La vision fondatrice
Premièrement : Les œuvres encyclopédiques dans l’héritage islamique
- Les thèmes lexicaux de l’héritage islamique
Dans l’héritage islamique, les « encyclopédies » ont d’abord été associées à des thèmes linguistiques, car, depuis le IIe siècle de l’Hégire, les érudits ont eu tendance à cerner le vocabulaire de la langue et à déterminer ses structures et ses significations, c’est ainsi que des ouvrages lexicaux sont apparus, tels que : Kitab al-Ayn (Le livre source) de Khalil ibn Ahmad al-Farahidi (175 AH), le livre al-Jim (de la lette J) de Abu Amr al-Shaibani (206 AH), Jamhrat al-Logha (La collection du langage) par Ibn Duraid (321 AH), et le dictionnaire Asas al-Balagha (Le fondement de l’éloquence) d’al- Zamakhshari, qualifié de précieux et innovant dans la construction et l’objectif visé par le traitement du vocabulaire contenu.
Cela a été suivi par l’émergence de grands dictionnaires et d’encyclopédies générales, qui différaient par leurs thèmes et leurs objectifs des dictionnaires de la langue. Les disciplines se sont élargies pour inclure la littérature, l’histoire, la géographie et la pensée. Les auteurs de ces encyclopédies travaillaient individuellement, chacun d’eux pouvait passer de nombreuses années à assembler toutes les informations qu’il pouvait atteindre, et à résumer toutes les connaissances qu’il acquérait, en fournissant des analyses approfondies si nécessaire, et en apportant des clarifications, des contextes historiques, des personnalités influentes, des ouvrages de référence et des conventions terminologiques des érudits.
Certains historiens (Brockelmann, à titre d’exemple) mentionnent que cette forme de l’encyclopédisme arabe a connu ses débuts à la fin du IVe siècle de l’Hégire avec l’apparition de l’ouvrage Mafatih al-ulum (Les Clés des Sciences) d’al-Khwarizmi (mort en : 387 AH / 997 ap.
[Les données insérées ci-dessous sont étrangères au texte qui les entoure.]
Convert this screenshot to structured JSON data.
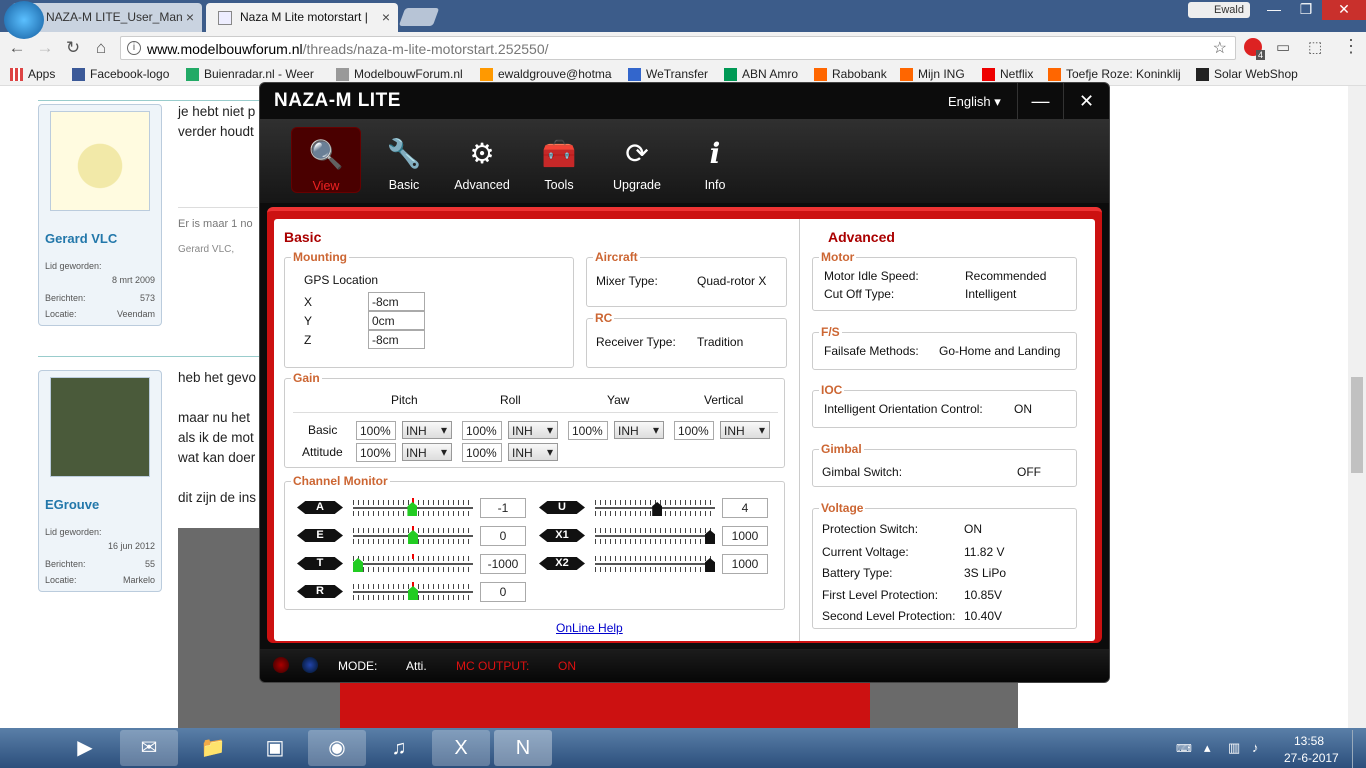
{
  "browser": {
    "tabs": [
      {
        "label": "NAZA-M LITE_User_Man"
      },
      {
        "label": "Naza M Lite motorstart |"
      }
    ],
    "profile": "Ewald",
    "url_domain": "www.modelbouwforum.nl",
    "url_path": "/threads/naza-m-lite-motorstart.252550/",
    "ext_badge": "4",
    "bookmarks": [
      {
        "label": "Apps",
        "color": "#d44"
      },
      {
        "label": "Facebook-logo",
        "color": "#3b5998"
      },
      {
        "label": "Buienradar.nl - Weer",
        "color": "#2a6"
      },
      {
        "label": "ModelbouwForum.nl",
        "color": "#999"
      },
      {
        "label": "ewaldgrouve@hotma",
        "color": "#f90"
      },
      {
        "label": "WeTransfer",
        "color": "#36c"
      },
      {
        "label": "ABN Amro",
        "color": "#095"
      },
      {
        "label": "Rabobank",
        "color": "#f60"
      },
      {
        "label": "Mijn ING",
        "color": "#f60"
      },
      {
        "label": "Netflix",
        "color": "#e00"
      },
      {
        "label": "Toefje Roze: Koninklij",
        "color": "#f60"
      },
      {
        "label": "Solar WebShop",
        "color": "#222"
      }
    ]
  },
  "forum": {
    "posts": [
      {
        "user": "Gerard VLC",
        "joined_label": "Lid geworden:",
        "joined": "8 mrt 2009",
        "posts_label": "Berichten:",
        "posts": "573",
        "loc_label": "Locatie:",
        "loc": "Veendam",
        "lines": [
          "je hebt niet p",
          "verder houdt"
        ],
        "footer1": "Er is maar 1 no",
        "footer2": "Gerard VLC,"
      },
      {
        "user": "EGrouve",
        "joined_label": "Lid geworden:",
        "joined": "16 jun 2012",
        "posts_label": "Berichten:",
        "posts": "55",
        "loc_label": "Locatie:",
        "loc": "Markelo",
        "lines": [
          "heb het gevo",
          "maar nu het",
          "als ik de mot",
          "wat kan doer",
          "dit zijn de ins"
        ]
      }
    ]
  },
  "naza": {
    "title": "NAZA-M LITE",
    "language": "English",
    "min_icon": "—",
    "close_icon": "✕",
    "menu": [
      {
        "label": "View",
        "icon": "🔍"
      },
      {
        "label": "Basic",
        "icon": "🔧"
      },
      {
        "label": "Advanced",
        "icon": "⚙"
      },
      {
        "label": "Tools",
        "icon": "🧰"
      },
      {
        "label": "Upgrade",
        "icon": "⟳"
      },
      {
        "label": "Info",
        "icon": "i"
      }
    ],
    "basic": {
      "heading": "Basic",
      "mounting": {
        "legend": "Mounting",
        "gps": "GPS Location",
        "x_label": "X",
        "x": "-8cm",
        "y_label": "Y",
        "y": "0cm",
        "z_label": "Z",
        "z": "-8cm"
      },
      "aircraft": {
        "legend": "Aircraft",
        "label": "Mixer Type:",
        "value": "Quad-rotor X"
      },
      "rc": {
        "legend": "RC",
        "label": "Receiver Type:",
        "value": "Tradition"
      },
      "gain": {
        "legend": "Gain",
        "cols": [
          "Pitch",
          "Roll",
          "Yaw",
          "Vertical"
        ],
        "basic_label": "Basic",
        "attitude_label": "Attitude",
        "basic": [
          {
            "v": "100%",
            "s": "INH"
          },
          {
            "v": "100%",
            "s": "INH"
          },
          {
            "v": "100%",
            "s": "INH"
          },
          {
            "v": "100%",
            "s": "INH"
          }
        ],
        "attitude": [
          {
            "v": "100%",
            "s": "INH"
          },
          {
            "v": "100%",
            "s": "INH"
          }
        ]
      },
      "channels": {
        "legend": "Channel Monitor",
        "left": [
          {
            "name": "A",
            "value": "-1",
            "pos": -0.01
          },
          {
            "name": "E",
            "value": "0",
            "pos": 0
          },
          {
            "name": "T",
            "value": "-1000",
            "pos": -1
          },
          {
            "name": "R",
            "value": "0",
            "pos": 0
          }
        ],
        "right": [
          {
            "name": "U",
            "value": "4",
            "pos": 0.04
          },
          {
            "name": "X1",
            "value": "1000",
            "pos": 1
          },
          {
            "name": "X2",
            "value": "1000",
            "pos": 1
          }
        ]
      },
      "help": "OnLine Help"
    },
    "advanced": {
      "heading": "Advanced",
      "motor": {
        "legend": "Motor",
        "idle_label": "Motor Idle Speed:",
        "idle": "Recommended",
        "cut_label": "Cut Off Type:",
        "cut": "Intelligent"
      },
      "fs": {
        "legend": "F/S",
        "label": "Failsafe Methods:",
        "value": "Go-Home and Landing"
      },
      "ioc": {
        "legend": "IOC",
        "label": "Intelligent Orientation Control:",
        "value": "ON"
      },
      "gimbal": {
        "legend": "Gimbal",
        "label": "Gimbal Switch:",
        "value": "OFF"
      },
      "voltage": {
        "legend": "Voltage",
        "rows": [
          {
            "label": "Protection Switch:",
            "value": "ON"
          },
          {
            "label": "Current Voltage:",
            "value": "11.82 V"
          },
          {
            "label": "Battery Type:",
            "value": "3S LiPo"
          },
          {
            "label": "First Level Protection:",
            "value": "10.85V"
          },
          {
            "label": "Second Level Protection:",
            "value": "10.40V"
          }
        ]
      }
    },
    "status": {
      "mode_label": "MODE:",
      "mode": "Atti.",
      "mc_label": "MC OUTPUT:",
      "mc": "ON"
    }
  },
  "taskbar": {
    "time": "13:58",
    "date": "27-6-2017"
  },
  "colors": {
    "accent": "#c11",
    "legend": "#c63",
    "heading": "#a00",
    "knob_green": "#2c2",
    "knob_black": "#111"
  }
}
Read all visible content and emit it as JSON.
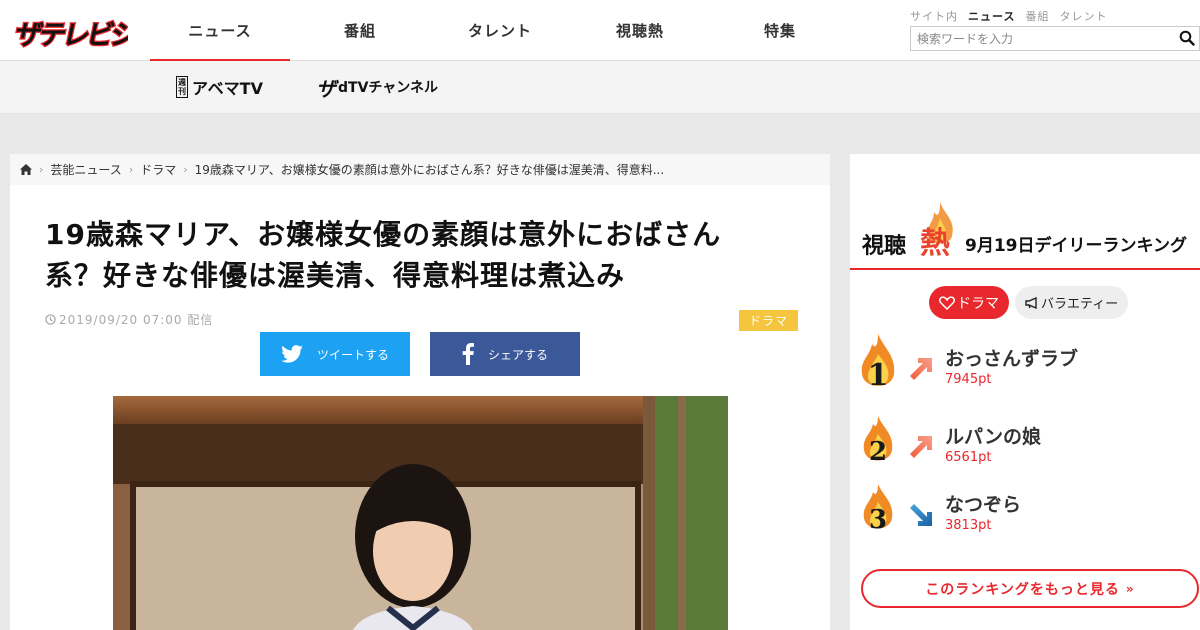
{
  "brand": {
    "logo_text": "ザテレビジョン",
    "accent": "#e8282d"
  },
  "nav": {
    "items": [
      {
        "label": "ニュース",
        "active": true
      },
      {
        "label": "番組",
        "active": false
      },
      {
        "label": "タレント",
        "active": false
      },
      {
        "label": "視聴熱",
        "active": false
      },
      {
        "label": "特集",
        "active": false
      }
    ]
  },
  "search": {
    "scopes": [
      {
        "label": "サイト内"
      },
      {
        "label": "ニュース"
      },
      {
        "label": "番組"
      },
      {
        "label": "タレント"
      }
    ],
    "active_scope": "ニュース",
    "placeholder": "検索ワードを入力"
  },
  "subnav": {
    "abema_weekly": "週刊",
    "abema": "アベマTV",
    "dtv_za": "ザ",
    "dtv": "dTVチャンネル"
  },
  "breadcrumb": [
    {
      "label": "芸能ニュース"
    },
    {
      "label": "ドラマ"
    },
    {
      "label": "19歳森マリア、お嬢様女優の素顔は意外におばさん系？好きな俳優は渥美清、得意料..."
    }
  ],
  "article": {
    "title_line1": "19歳森マリア、お嬢様女優の素顔は意外におばさん",
    "title_line2": "系？好きな俳優は渥美清、得意料理は煮込み",
    "date": "2019/09/20 07:00 配信",
    "tag": "ドラマ",
    "share_twitter": "ツイートする",
    "share_facebook": "シェアする"
  },
  "ranking": {
    "title_pre": "視聴",
    "title_hot": "熱",
    "date_label": "9月19日デイリーランキング",
    "tabs": [
      {
        "label": "ドラマ",
        "active": true
      },
      {
        "label": "バラエティー",
        "active": false
      }
    ],
    "items": [
      {
        "rank": "1",
        "name": "おっさんずラブ",
        "points": "7945pt",
        "trend": "up"
      },
      {
        "rank": "2",
        "name": "ルパンの娘",
        "points": "6561pt",
        "trend": "up"
      },
      {
        "rank": "3",
        "name": "なつぞら",
        "points": "3813pt",
        "trend": "down"
      }
    ],
    "more_label": "このランキングをもっと見る"
  }
}
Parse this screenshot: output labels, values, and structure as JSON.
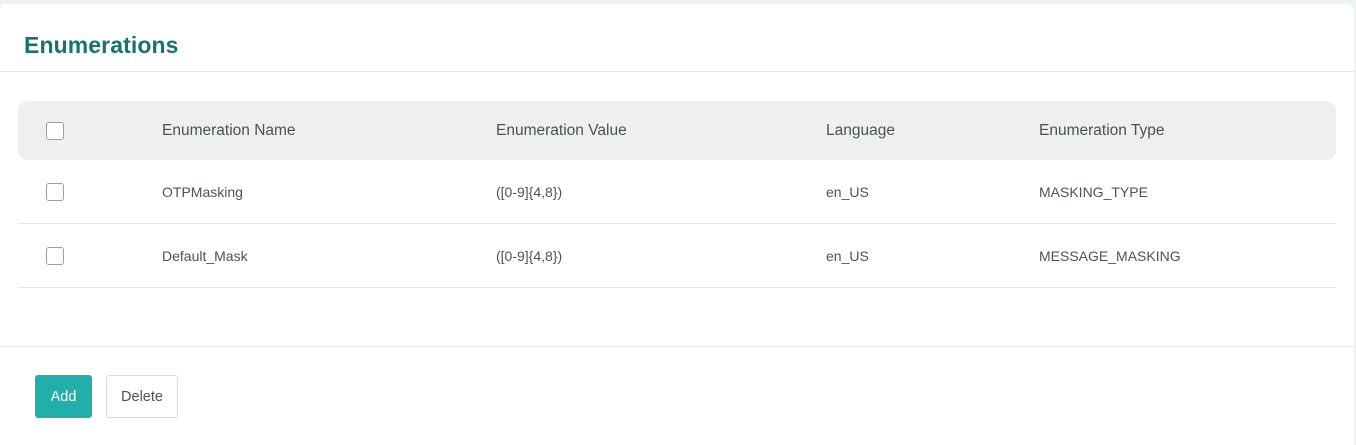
{
  "page": {
    "title": "Enumerations"
  },
  "table": {
    "columns": {
      "name": "Enumeration Name",
      "value": "Enumeration Value",
      "language": "Language",
      "type": "Enumeration Type"
    },
    "rows": [
      {
        "name": "OTPMasking",
        "value": "([0-9]{4,8})",
        "language": "en_US",
        "type": "MASKING_TYPE",
        "checked": false
      },
      {
        "name": "Default_Mask",
        "value": "([0-9]{4,8})",
        "language": "en_US",
        "type": "MESSAGE_MASKING",
        "checked": false
      }
    ]
  },
  "actions": {
    "add_label": "Add",
    "delete_label": "Delete"
  },
  "colors": {
    "title": "#17736b",
    "link": "#2aa3a0",
    "primary_button": "#24aeaa",
    "header_background": "#eef0ef"
  }
}
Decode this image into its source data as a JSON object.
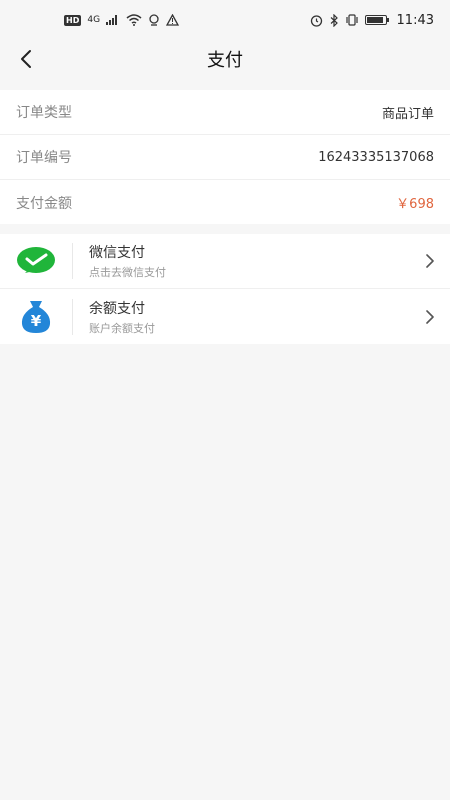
{
  "status_bar": {
    "hd": "HD",
    "signal_label": "4G",
    "time": "11:43",
    "battery_level": 0.9,
    "icons": [
      "signal-icon",
      "wifi-icon",
      "hotspot-icon",
      "alert-icon",
      "alarm-icon",
      "bluetooth-icon",
      "vibrate-icon",
      "battery-icon"
    ]
  },
  "navbar": {
    "back_icon": "chevron-left-icon",
    "title": "支付"
  },
  "order_info": {
    "rows": [
      {
        "label": "订单类型",
        "value": "商品订单"
      },
      {
        "label": "订单编号",
        "value": "16243335137068"
      },
      {
        "label": "支付金额",
        "value": "￥698"
      }
    ],
    "amount_color": "#e0663f"
  },
  "payment_methods": [
    {
      "title": "微信支付",
      "subtitle": "点击去微信支付",
      "icon": "wechat-icon",
      "color": "#20b53a"
    },
    {
      "title": "余额支付",
      "subtitle": "账户余额支付",
      "icon": "money-bag-icon",
      "symbol": "¥",
      "color": "#2386d8"
    }
  ]
}
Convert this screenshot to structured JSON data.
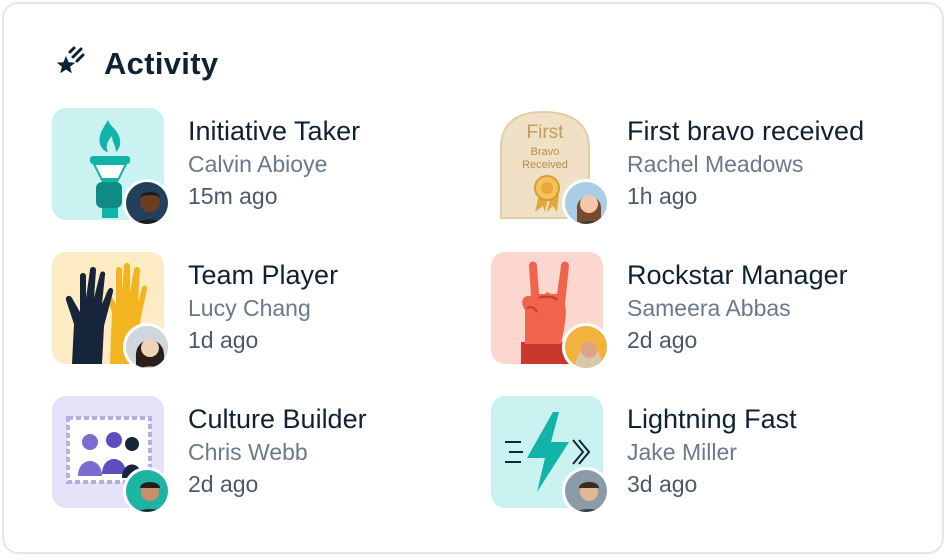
{
  "header": {
    "title": "Activity",
    "icon": "shooting-star-icon"
  },
  "items": [
    {
      "title": "Initiative Taker",
      "name": "Calvin Abioye",
      "time": "15m ago",
      "badge_icon": "torch-icon",
      "badge_bg": "#c9f2f0"
    },
    {
      "title": "First bravo received",
      "name": "Rachel Meadows",
      "time": "1h ago",
      "badge_icon": "first-bravo-plaque-icon",
      "badge_bg": "#ffffff",
      "badge_text": {
        "line1": "First",
        "line2": "Bravo",
        "line3": "Received"
      }
    },
    {
      "title": "Team Player",
      "name": "Lucy Chang",
      "time": "1d ago",
      "badge_icon": "raised-hands-icon",
      "badge_bg": "#fdebc4"
    },
    {
      "title": "Rockstar Manager",
      "name": "Sameera Abbas",
      "time": "2d ago",
      "badge_icon": "rock-hand-icon",
      "badge_bg": "#fcd7d0"
    },
    {
      "title": "Culture Builder",
      "name": "Chris Webb",
      "time": "2d ago",
      "badge_icon": "group-photo-icon",
      "badge_bg": "#e6e2f7"
    },
    {
      "title": "Lightning Fast",
      "name": "Jake Miller",
      "time": "3d ago",
      "badge_icon": "lightning-bolt-icon",
      "badge_bg": "#c9f2f0"
    }
  ]
}
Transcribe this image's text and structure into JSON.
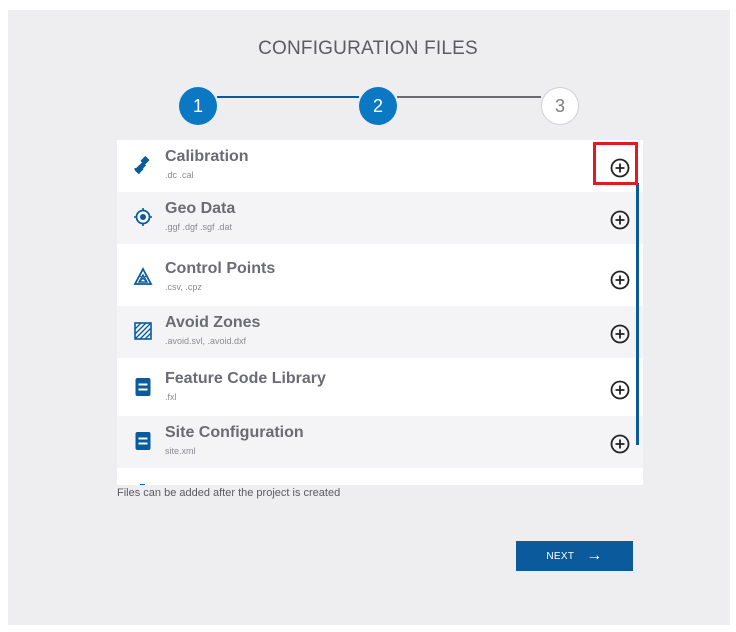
{
  "header": {
    "title": "CONFIGURATION FILES"
  },
  "stepper": {
    "steps": [
      {
        "label": "1",
        "state": "done"
      },
      {
        "label": "2",
        "state": "active"
      },
      {
        "label": "3",
        "state": "todo"
      }
    ]
  },
  "files": [
    {
      "name": "Calibration",
      "ext": ".dc .cal",
      "icon": "satellite-icon"
    },
    {
      "name": "Geo Data",
      "ext": ".ggf .dgf .sgf .dat",
      "icon": "target-icon"
    },
    {
      "name": "Control Points",
      "ext": ".csv, .cpz",
      "icon": "control-points-icon"
    },
    {
      "name": "Avoid Zones",
      "ext": ".avoid.svl, .avoid.dxf",
      "icon": "hatched-square-icon"
    },
    {
      "name": "Feature Code Library",
      "ext": ".fxl",
      "icon": "document-icon"
    },
    {
      "name": "Site Configuration",
      "ext": "site.xml",
      "icon": "document-icon"
    }
  ],
  "hint": "Files can be added after the project is created",
  "footer": {
    "next_label": "NEXT"
  },
  "colors": {
    "accent": "#0a78c2",
    "dark_accent": "#0a5a9c",
    "highlight": "#e11b22"
  }
}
J.-C.). Cependant, cette position n’est pas tout à fait exacte, car l’écriture encyclopédique est née près d’un siècle avant l’ère d’Al-Khwarizmi. Nous en évoquons – par exemple – d’importants ouvrages encyclopédiques d’Ibn Qutayba al-Dinawari (mort en : 276 AH / 889 ap. J.-C.) et d’Ibn Abd Rabbih al-Andaloussi (mort en : 328 AH). Le premier avait excellé dans l’écrit encyclopédique, et avait rédigé Kitab al-Maaref (Le Livre des connaissances), révélant dans son introduction que l’ouvrage renfermait de nombreuses disciplines de la connaissance : en premier l’origine de la création et les biographies des Prophètes, puis, la tradition du Messager d’Allah – paix et bénédiction d’Allah soient sur lui-, les mosquées réputées, et enfin l’histoire des expansions islamiques. Quant à son autre remarquable encyclopédie, il l’avait intitulée Uyun al-Akhbar (Les Sources des informations). Dans son premier chapitre Kitab al-Soultan (Le livre du sultan), il avait réuni des textes, des chroniques, des correspondances, des consultations et des conseils, tous au cœur de la discipline politique. L’encyclopédie, devenue une référence pour les successeurs qui ont écrit sur les décrets sultanesques et la politique religieuse, révèle une conception profonde des débuts de la pensée politique, de ses sources les plus importantes et des étapes de son évolution au cours des premiers siècles islamiques.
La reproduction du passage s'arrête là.